Comentario al II Domingo del Tiempo Ordinario
Es delicioso escuchar la segunda lectura de hoy (1 Cor 1, 1-3) y percibir la frescura del cristianismo primitivo. San Pablo se dirige a una de las primeras comunidades cristianas y lo hace con gran belleza, llamándolas “los santificados por Jesucristo, llamados santos con todos los que en cualquier lugar invocan el nombre Nuestro Señor Jesucristo”.
Les recuerda a ellos, y a nosotros, su (nuestra) llamada a la santidad. Ser cristiano es estar llamado a la santidad, con independencia de dónde estemos geográfica o existencialmente. ¿Cómo? En primer lugar, mediante la oración a Jesús, que es el Señor de todo.
Vale la pena recordar quiénes eran los corintios: gente de la ciudad de Corinto en la antigua Grecia, a la que Pablo había evangelizado. Corinto era una ciudad pagana famosa por su inmoralidad. Pablo tiene que regañar a los corintios por haberse dividido en facciones y por haber tolerado un caso escandaloso de incesto. Los corintios amaban lo extraordinario, los dones especiales del Espíritu Santo -hablar en lenguas y profetizar-, y el apóstol tiene que ayudarles a entender que lo que importa mucho más es el amor: no los dones extraordinarios, sino el esfuerzo diario por amarse unos a otros.
La conversión de estos corintios al cristianismo forma parte del cumplimiento de la primera lectura (Is 49, 3.5-6). La salvación de Dios está llegando hasta “los confines de la tierra”, incluida la pagana Corinto. No es sólo para Israel, sino que es para todos.
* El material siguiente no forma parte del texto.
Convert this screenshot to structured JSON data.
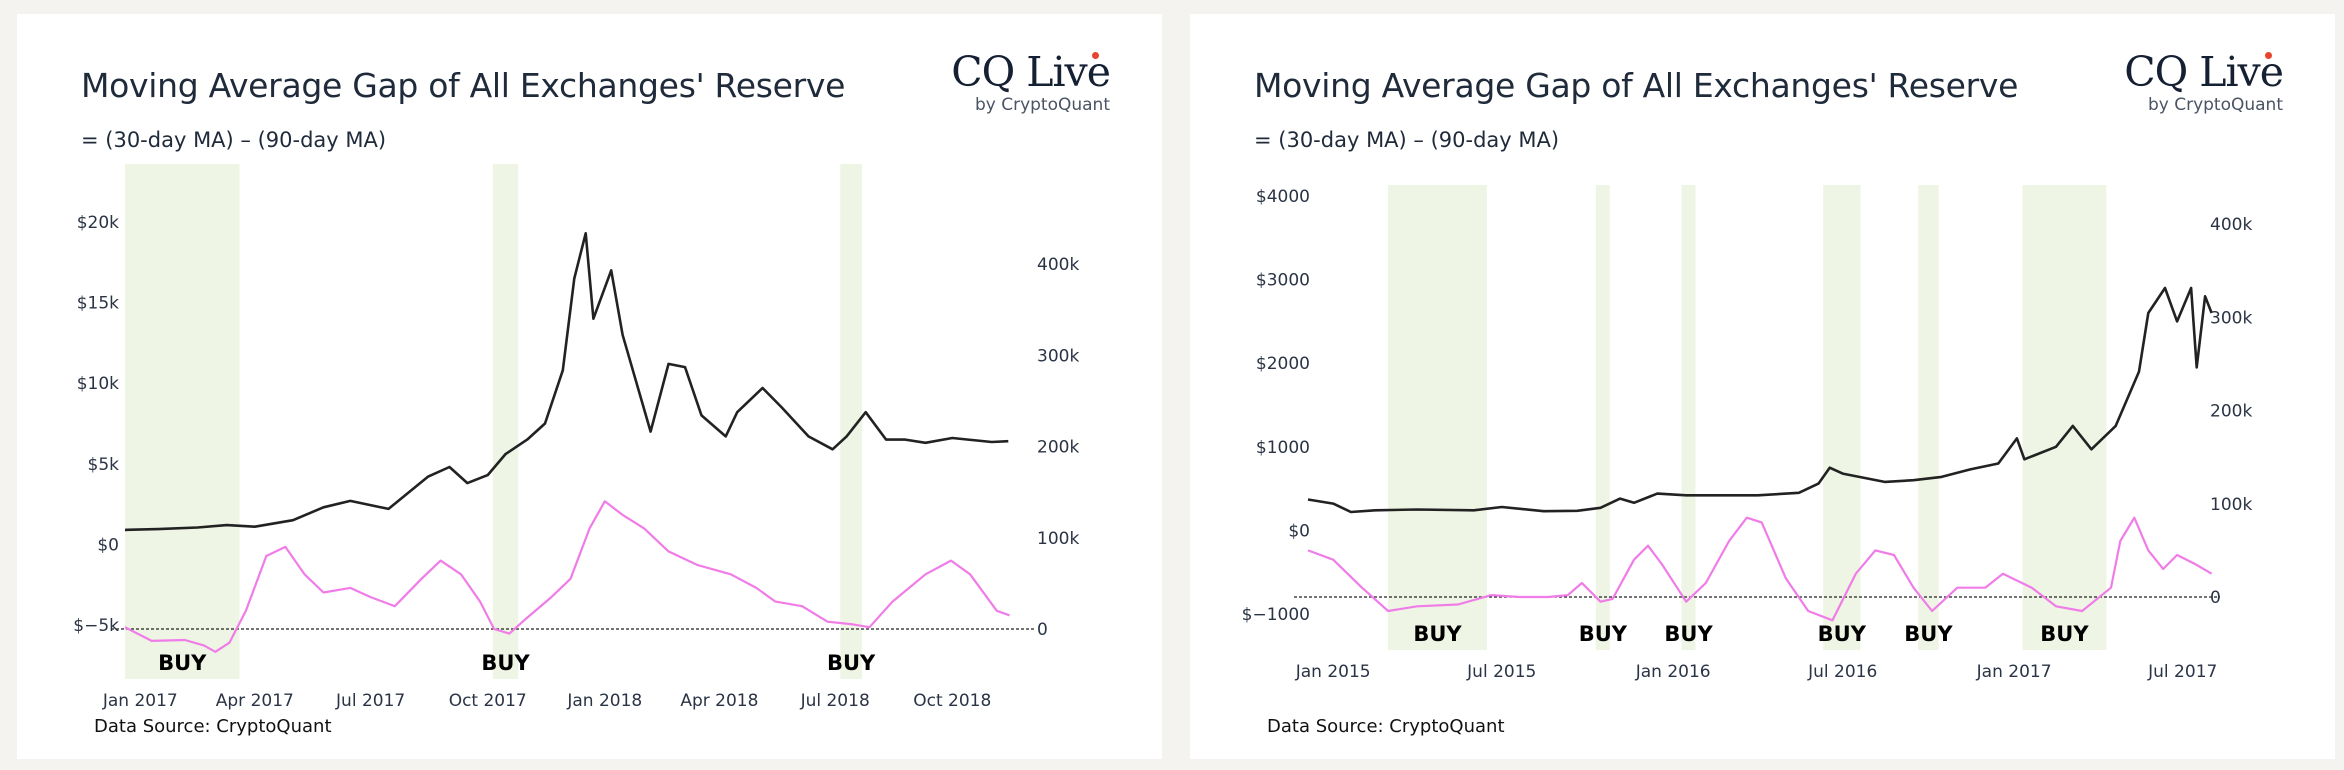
{
  "panels": [
    {
      "title": "Moving Average Gap of All Exchanges' Reserve",
      "subtitle": "= (30-day MA) – (90-day MA)",
      "logo": {
        "main": "CQ Live",
        "sub": "by CryptoQuant"
      },
      "source": "Data Source: CryptoQuant"
    },
    {
      "title": "Moving Average Gap of All Exchanges' Reserve",
      "subtitle": "= (30-day MA) – (90-day MA)",
      "logo": {
        "main": "CQ Live",
        "sub": "by CryptoQuant"
      },
      "source": "Data Source: CryptoQuant"
    }
  ],
  "chart_data": [
    {
      "type": "line",
      "title": "Moving Average Gap of All Exchanges' Reserve",
      "subtitle": "= (30-day MA) – (90-day MA)",
      "x_range": [
        "2016-12-20",
        "2018-12-05"
      ],
      "x_ticks": [
        {
          "label": "Jan 2017",
          "date": "2017-01-01"
        },
        {
          "label": "Apr 2017",
          "date": "2017-04-01"
        },
        {
          "label": "Jul 2017",
          "date": "2017-07-01"
        },
        {
          "label": "Oct 2017",
          "date": "2017-10-01"
        },
        {
          "label": "Jan 2018",
          "date": "2018-01-01"
        },
        {
          "label": "Apr 2018",
          "date": "2018-04-01"
        },
        {
          "label": "Jul 2018",
          "date": "2018-07-01"
        },
        {
          "label": "Oct 2018",
          "date": "2018-10-01"
        }
      ],
      "y_left": {
        "ticks": [
          {
            "label": "$20k",
            "value": 20000
          },
          {
            "label": "$15k",
            "value": 15000
          },
          {
            "label": "$10k",
            "value": 10000
          },
          {
            "label": "$5k",
            "value": 5000
          },
          {
            "label": "$0",
            "value": 0
          },
          {
            "label": "$−5k",
            "value": -5000
          }
        ]
      },
      "y_right": {
        "ticks": [
          {
            "label": "400k",
            "value": 400000
          },
          {
            "label": "300k",
            "value": 300000
          },
          {
            "label": "200k",
            "value": 200000
          },
          {
            "label": "100k",
            "value": 100000
          },
          {
            "label": "0",
            "value": 0
          }
        ]
      },
      "buy_zones": [
        {
          "start": "2016-12-20",
          "end": "2017-03-20",
          "label": "BUY"
        },
        {
          "start": "2017-10-05",
          "end": "2017-10-25",
          "label": "BUY"
        },
        {
          "start": "2018-07-05",
          "end": "2018-07-22",
          "label": "BUY"
        }
      ],
      "series": [
        {
          "axis": "left",
          "color": "#222222",
          "points": [
            [
              "2016-12-20",
              900
            ],
            [
              "2017-01-15",
              950
            ],
            [
              "2017-02-15",
              1050
            ],
            [
              "2017-03-10",
              1200
            ],
            [
              "2017-04-01",
              1100
            ],
            [
              "2017-05-01",
              1500
            ],
            [
              "2017-05-25",
              2300
            ],
            [
              "2017-06-15",
              2700
            ],
            [
              "2017-07-15",
              2200
            ],
            [
              "2017-08-15",
              4200
            ],
            [
              "2017-09-01",
              4800
            ],
            [
              "2017-09-15",
              3800
            ],
            [
              "2017-10-01",
              4300
            ],
            [
              "2017-10-15",
              5600
            ],
            [
              "2017-11-01",
              6500
            ],
            [
              "2017-11-15",
              7500
            ],
            [
              "2017-11-29",
              10800
            ],
            [
              "2017-12-08",
              16500
            ],
            [
              "2017-12-17",
              19300
            ],
            [
              "2017-12-23",
              14000
            ],
            [
              "2018-01-06",
              17000
            ],
            [
              "2018-01-15",
              13000
            ],
            [
              "2018-02-06",
              7000
            ],
            [
              "2018-02-20",
              11200
            ],
            [
              "2018-03-05",
              11000
            ],
            [
              "2018-03-18",
              8000
            ],
            [
              "2018-04-06",
              6700
            ],
            [
              "2018-04-15",
              8200
            ],
            [
              "2018-05-05",
              9700
            ],
            [
              "2018-05-20",
              8500
            ],
            [
              "2018-06-10",
              6700
            ],
            [
              "2018-06-29",
              5900
            ],
            [
              "2018-07-10",
              6700
            ],
            [
              "2018-07-25",
              8200
            ],
            [
              "2018-08-10",
              6500
            ],
            [
              "2018-08-25",
              6500
            ],
            [
              "2018-09-10",
              6300
            ],
            [
              "2018-10-01",
              6600
            ],
            [
              "2018-11-01",
              6350
            ],
            [
              "2018-11-14",
              6400
            ]
          ]
        },
        {
          "axis": "right",
          "color": "#f07ce8",
          "points": [
            [
              "2016-12-20",
              2000
            ],
            [
              "2017-01-10",
              -13000
            ],
            [
              "2017-02-05",
              -12000
            ],
            [
              "2017-02-20",
              -18000
            ],
            [
              "2017-03-01",
              -25000
            ],
            [
              "2017-03-12",
              -15000
            ],
            [
              "2017-03-25",
              20000
            ],
            [
              "2017-04-10",
              80000
            ],
            [
              "2017-04-25",
              90000
            ],
            [
              "2017-05-10",
              60000
            ],
            [
              "2017-05-25",
              40000
            ],
            [
              "2017-06-15",
              45000
            ],
            [
              "2017-07-01",
              35000
            ],
            [
              "2017-07-20",
              25000
            ],
            [
              "2017-08-10",
              55000
            ],
            [
              "2017-08-25",
              75000
            ],
            [
              "2017-09-10",
              60000
            ],
            [
              "2017-09-25",
              30000
            ],
            [
              "2017-10-06",
              0
            ],
            [
              "2017-10-18",
              -5000
            ],
            [
              "2017-10-30",
              10000
            ],
            [
              "2017-11-20",
              35000
            ],
            [
              "2017-12-05",
              55000
            ],
            [
              "2017-12-20",
              110000
            ],
            [
              "2018-01-01",
              140000
            ],
            [
              "2018-01-15",
              125000
            ],
            [
              "2018-02-01",
              110000
            ],
            [
              "2018-02-20",
              85000
            ],
            [
              "2018-03-15",
              70000
            ],
            [
              "2018-04-10",
              60000
            ],
            [
              "2018-04-30",
              45000
            ],
            [
              "2018-05-15",
              30000
            ],
            [
              "2018-06-05",
              25000
            ],
            [
              "2018-06-25",
              8000
            ],
            [
              "2018-07-15",
              5000
            ],
            [
              "2018-07-28",
              2000
            ],
            [
              "2018-08-15",
              30000
            ],
            [
              "2018-09-10",
              60000
            ],
            [
              "2018-09-30",
              75000
            ],
            [
              "2018-10-15",
              60000
            ],
            [
              "2018-11-05",
              20000
            ],
            [
              "2018-11-15",
              15000
            ]
          ]
        }
      ]
    },
    {
      "type": "line",
      "title": "Moving Average Gap of All Exchanges' Reserve",
      "subtitle": "= (30-day MA) – (90-day MA)",
      "x_range": [
        "2014-12-05",
        "2017-08-10"
      ],
      "x_ticks": [
        {
          "label": "Jan 2015",
          "date": "2015-01-01"
        },
        {
          "label": "Jul 2015",
          "date": "2015-07-01"
        },
        {
          "label": "Jan 2016",
          "date": "2016-01-01"
        },
        {
          "label": "Jul 2016",
          "date": "2016-07-01"
        },
        {
          "label": "Jan 2017",
          "date": "2017-01-01"
        },
        {
          "label": "Jul 2017",
          "date": "2017-07-01"
        }
      ],
      "y_left": {
        "ticks": [
          {
            "label": "$4000",
            "value": 4000
          },
          {
            "label": "$3000",
            "value": 3000
          },
          {
            "label": "$2000",
            "value": 2000
          },
          {
            "label": "$1000",
            "value": 1000
          },
          {
            "label": "$0",
            "value": 0
          },
          {
            "label": "$−1000",
            "value": -1000
          }
        ]
      },
      "y_right": {
        "ticks": [
          {
            "label": "400k",
            "value": 400000
          },
          {
            "label": "300k",
            "value": 300000
          },
          {
            "label": "200k",
            "value": 200000
          },
          {
            "label": "100k",
            "value": 100000
          },
          {
            "label": "0",
            "value": 0
          }
        ]
      },
      "buy_zones": [
        {
          "start": "2015-03-01",
          "end": "2015-06-15",
          "label": "BUY"
        },
        {
          "start": "2015-10-10",
          "end": "2015-10-25",
          "label": "BUY"
        },
        {
          "start": "2016-01-10",
          "end": "2016-01-25",
          "label": "BUY"
        },
        {
          "start": "2016-06-10",
          "end": "2016-07-20",
          "label": "BUY"
        },
        {
          "start": "2016-09-20",
          "end": "2016-10-12",
          "label": "BUY"
        },
        {
          "start": "2017-01-10",
          "end": "2017-04-10",
          "label": "BUY"
        }
      ],
      "series": [
        {
          "axis": "left",
          "color": "#222222",
          "points": [
            [
              "2014-12-05",
              370
            ],
            [
              "2015-01-01",
              320
            ],
            [
              "2015-01-20",
              220
            ],
            [
              "2015-02-15",
              240
            ],
            [
              "2015-04-01",
              250
            ],
            [
              "2015-06-01",
              240
            ],
            [
              "2015-07-01",
              280
            ],
            [
              "2015-08-15",
              230
            ],
            [
              "2015-09-20",
              235
            ],
            [
              "2015-10-15",
              270
            ],
            [
              "2015-11-05",
              380
            ],
            [
              "2015-11-20",
              330
            ],
            [
              "2015-12-15",
              440
            ],
            [
              "2016-01-15",
              420
            ],
            [
              "2016-02-20",
              420
            ],
            [
              "2016-04-01",
              420
            ],
            [
              "2016-05-15",
              450
            ],
            [
              "2016-06-05",
              560
            ],
            [
              "2016-06-17",
              750
            ],
            [
              "2016-07-01",
              680
            ],
            [
              "2016-08-15",
              580
            ],
            [
              "2016-09-15",
              600
            ],
            [
              "2016-10-15",
              640
            ],
            [
              "2016-11-15",
              730
            ],
            [
              "2016-12-15",
              800
            ],
            [
              "2017-01-04",
              1100
            ],
            [
              "2017-01-12",
              850
            ],
            [
              "2017-02-15",
              1000
            ],
            [
              "2017-03-05",
              1250
            ],
            [
              "2017-03-25",
              970
            ],
            [
              "2017-04-20",
              1250
            ],
            [
              "2017-05-15",
              1900
            ],
            [
              "2017-05-25",
              2600
            ],
            [
              "2017-06-12",
              2900
            ],
            [
              "2017-06-25",
              2500
            ],
            [
              "2017-07-10",
              2900
            ],
            [
              "2017-07-16",
              1950
            ],
            [
              "2017-07-25",
              2800
            ],
            [
              "2017-08-01",
              2600
            ]
          ]
        },
        {
          "axis": "right",
          "color": "#f07ce8",
          "points": [
            [
              "2014-12-05",
              50000
            ],
            [
              "2015-01-01",
              40000
            ],
            [
              "2015-02-01",
              10000
            ],
            [
              "2015-03-01",
              -15000
            ],
            [
              "2015-04-01",
              -10000
            ],
            [
              "2015-05-15",
              -8000
            ],
            [
              "2015-06-20",
              2000
            ],
            [
              "2015-07-20",
              0
            ],
            [
              "2015-08-20",
              0
            ],
            [
              "2015-09-10",
              2000
            ],
            [
              "2015-09-25",
              15000
            ],
            [
              "2015-10-15",
              -5000
            ],
            [
              "2015-10-28",
              -2000
            ],
            [
              "2015-11-20",
              40000
            ],
            [
              "2015-12-05",
              55000
            ],
            [
              "2015-12-20",
              35000
            ],
            [
              "2016-01-15",
              -5000
            ],
            [
              "2016-02-05",
              15000
            ],
            [
              "2016-03-01",
              60000
            ],
            [
              "2016-03-20",
              85000
            ],
            [
              "2016-04-05",
              80000
            ],
            [
              "2016-05-01",
              20000
            ],
            [
              "2016-05-25",
              -15000
            ],
            [
              "2016-06-20",
              -25000
            ],
            [
              "2016-07-15",
              25000
            ],
            [
              "2016-08-05",
              50000
            ],
            [
              "2016-08-25",
              45000
            ],
            [
              "2016-09-15",
              10000
            ],
            [
              "2016-10-05",
              -15000
            ],
            [
              "2016-11-01",
              10000
            ],
            [
              "2016-12-01",
              10000
            ],
            [
              "2016-12-20",
              25000
            ],
            [
              "2017-01-20",
              10000
            ],
            [
              "2017-02-15",
              -10000
            ],
            [
              "2017-03-15",
              -15000
            ],
            [
              "2017-04-15",
              10000
            ],
            [
              "2017-04-25",
              60000
            ],
            [
              "2017-05-10",
              85000
            ],
            [
              "2017-05-25",
              50000
            ],
            [
              "2017-06-10",
              30000
            ],
            [
              "2017-06-25",
              45000
            ],
            [
              "2017-07-15",
              35000
            ],
            [
              "2017-08-01",
              25000
            ]
          ]
        }
      ]
    }
  ]
}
De ahí que Pablo diga a los corintios que es “Señor de ellos y nuestro”.
Las lecturas de hoy pueden recordarnos nuestra propia llamada a la santidad, y la necesidad de mantener viva la frescura del cristianismo, sin permitir que se estanque en nuestras vidas o comunidades. Puede suceder que tengamos que vivir y dar testimonio en un lugar inmoral. Tendremos nuestras faltas y excesos y en ocasiones necesitaremos que nos corrijan. Pero es mejor ser corregido por exceso de pasión que por falta de ella. Fuera lo que fuera lo que se pudiera decir de los corintios, no sería que les faltaba entusiasmo.
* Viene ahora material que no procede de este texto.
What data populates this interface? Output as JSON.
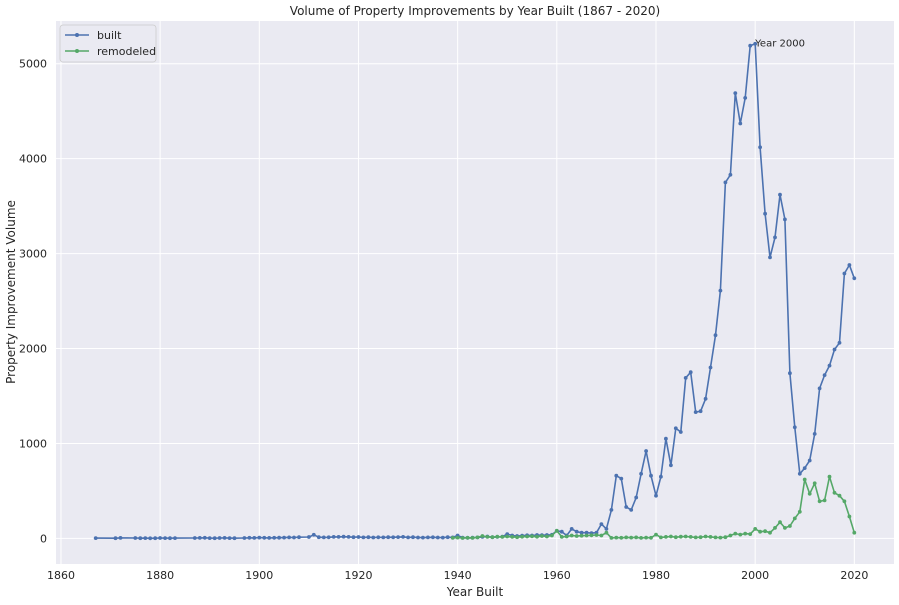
{
  "chart_data": {
    "type": "line",
    "title": "Volume of Property Improvements by Year Built (1867 - 2020)",
    "xlabel": "Year Built",
    "ylabel": "Property Improvement Volume",
    "xlim": [
      1859,
      2028
    ],
    "ylim": [
      -270,
      5450
    ],
    "x_ticks": [
      1860,
      1880,
      1900,
      1920,
      1940,
      1960,
      1980,
      2000,
      2020
    ],
    "y_ticks": [
      0,
      1000,
      2000,
      3000,
      4000,
      5000
    ],
    "grid": true,
    "legend_position": "top-left",
    "colors": {
      "background": "#eaeaf2",
      "grid": "#ffffff",
      "built": "#4c72b0",
      "remodeled": "#55a868"
    },
    "annotations": [
      {
        "text": "Year 2000",
        "x": 2000,
        "y": 5200
      }
    ],
    "series": [
      {
        "name": "built",
        "x": [
          1867,
          1871,
          1872,
          1875,
          1876,
          1877,
          1878,
          1879,
          1880,
          1881,
          1882,
          1883,
          1887,
          1888,
          1889,
          1890,
          1891,
          1892,
          1893,
          1894,
          1895,
          1897,
          1898,
          1899,
          1900,
          1901,
          1902,
          1903,
          1904,
          1905,
          1906,
          1907,
          1908,
          1910,
          1911,
          1912,
          1913,
          1914,
          1915,
          1916,
          1917,
          1918,
          1919,
          1920,
          1921,
          1922,
          1923,
          1924,
          1925,
          1926,
          1927,
          1928,
          1929,
          1930,
          1931,
          1932,
          1933,
          1934,
          1935,
          1936,
          1937,
          1938,
          1939,
          1940,
          1941,
          1942,
          1943,
          1944,
          1945,
          1946,
          1947,
          1948,
          1949,
          1950,
          1951,
          1952,
          1953,
          1954,
          1955,
          1956,
          1957,
          1958,
          1959,
          1960,
          1961,
          1962,
          1963,
          1964,
          1965,
          1966,
          1967,
          1968,
          1969,
          1970,
          1971,
          1972,
          1973,
          1974,
          1975,
          1976,
          1977,
          1978,
          1979,
          1980,
          1981,
          1982,
          1983,
          1984,
          1985,
          1986,
          1987,
          1988,
          1989,
          1990,
          1991,
          1992,
          1993,
          1994,
          1995,
          1996,
          1997,
          1998,
          1999,
          2000,
          2001,
          2002,
          2003,
          2004,
          2005,
          2006,
          2007,
          2008,
          2009,
          2010,
          2011,
          2012,
          2013,
          2014,
          2015,
          2016,
          2017,
          2018,
          2019,
          2020
        ],
        "values": [
          3,
          2,
          5,
          4,
          2,
          3,
          1,
          2,
          4,
          3,
          2,
          3,
          4,
          5,
          6,
          3,
          2,
          4,
          5,
          3,
          2,
          4,
          6,
          5,
          8,
          6,
          5,
          6,
          7,
          8,
          10,
          9,
          12,
          14,
          38,
          12,
          10,
          11,
          15,
          16,
          18,
          15,
          12,
          14,
          10,
          12,
          9,
          11,
          10,
          12,
          11,
          13,
          15,
          10,
          12,
          9,
          8,
          10,
          11,
          9,
          8,
          12,
          10,
          30,
          8,
          6,
          7,
          10,
          15,
          20,
          12,
          15,
          18,
          45,
          30,
          25,
          28,
          32,
          30,
          35,
          33,
          35,
          38,
          80,
          70,
          30,
          100,
          70,
          60,
          60,
          55,
          60,
          150,
          100,
          300,
          660,
          630,
          330,
          300,
          430,
          680,
          920,
          660,
          450,
          650,
          1050,
          770,
          1160,
          1120,
          1690,
          1750,
          1330,
          1340,
          1470,
          1800,
          2140,
          2610,
          3750,
          3830,
          4690,
          4370,
          4640,
          5190,
          5210,
          4120,
          3420,
          2960,
          3170,
          3620,
          3360,
          1740,
          1170,
          680,
          740,
          820,
          1100,
          1580,
          1720,
          1820,
          1990,
          2060,
          2790,
          2880,
          2740
        ]
      },
      {
        "name": "remodeled",
        "x": [
          1939,
          1940,
          1941,
          1942,
          1943,
          1944,
          1945,
          1946,
          1947,
          1948,
          1949,
          1950,
          1951,
          1952,
          1953,
          1954,
          1955,
          1956,
          1957,
          1958,
          1959,
          1960,
          1961,
          1962,
          1963,
          1964,
          1965,
          1966,
          1967,
          1968,
          1969,
          1970,
          1971,
          1972,
          1973,
          1974,
          1975,
          1976,
          1977,
          1978,
          1979,
          1980,
          1981,
          1982,
          1983,
          1984,
          1985,
          1986,
          1987,
          1988,
          1989,
          1990,
          1991,
          1992,
          1993,
          1994,
          1995,
          1996,
          1997,
          1998,
          1999,
          2000,
          2001,
          2002,
          2003,
          2004,
          2005,
          2006,
          2007,
          2008,
          2009,
          2010,
          2011,
          2012,
          2013,
          2014,
          2015,
          2016,
          2017,
          2018,
          2019,
          2020
        ],
        "values": [
          5,
          8,
          4,
          6,
          5,
          10,
          25,
          15,
          12,
          18,
          15,
          20,
          15,
          12,
          18,
          20,
          22,
          18,
          25,
          20,
          30,
          80,
          15,
          20,
          30,
          25,
          28,
          30,
          32,
          35,
          30,
          60,
          5,
          8,
          6,
          10,
          8,
          10,
          5,
          8,
          6,
          40,
          10,
          15,
          20,
          12,
          18,
          20,
          15,
          10,
          12,
          20,
          15,
          10,
          8,
          12,
          30,
          50,
          40,
          50,
          45,
          100,
          70,
          75,
          60,
          110,
          170,
          110,
          130,
          210,
          280,
          620,
          470,
          580,
          390,
          400,
          650,
          480,
          450,
          390,
          230,
          60
        ]
      }
    ]
  }
}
Pero este entusiasmo no es un mero sentimiento humano. Así, el Evangelio de hoy (Jn 1, 29-34) nos señala su fuente: la acción del Espíritu Santo en nuestras almas. Jesús bautiza con el Espíritu Santo, “es el Elegido de Dios” y el Espíritu se posa sobre él. Juan el Bautista está recordando la escena del bautismo de Cristo en el río Jordán. De este modo, nos invita a entrar también en esas aguas para vivir nuestro bautismo en nuestra vida cotidiana. El bautismo no es un simple acontecimiento pasado. Sus aguas deben surgir en nosotros cada día. Es un manantial vivo, que vierte agua buena, la gracia de Dios, que luego se derrama sobre los demás a través de nuestro ejemplo y nuestro testimonio de Cristo: con nuestra familia y amigos, en nuestro ocio y en nuestro lugar de trabajo o estudio.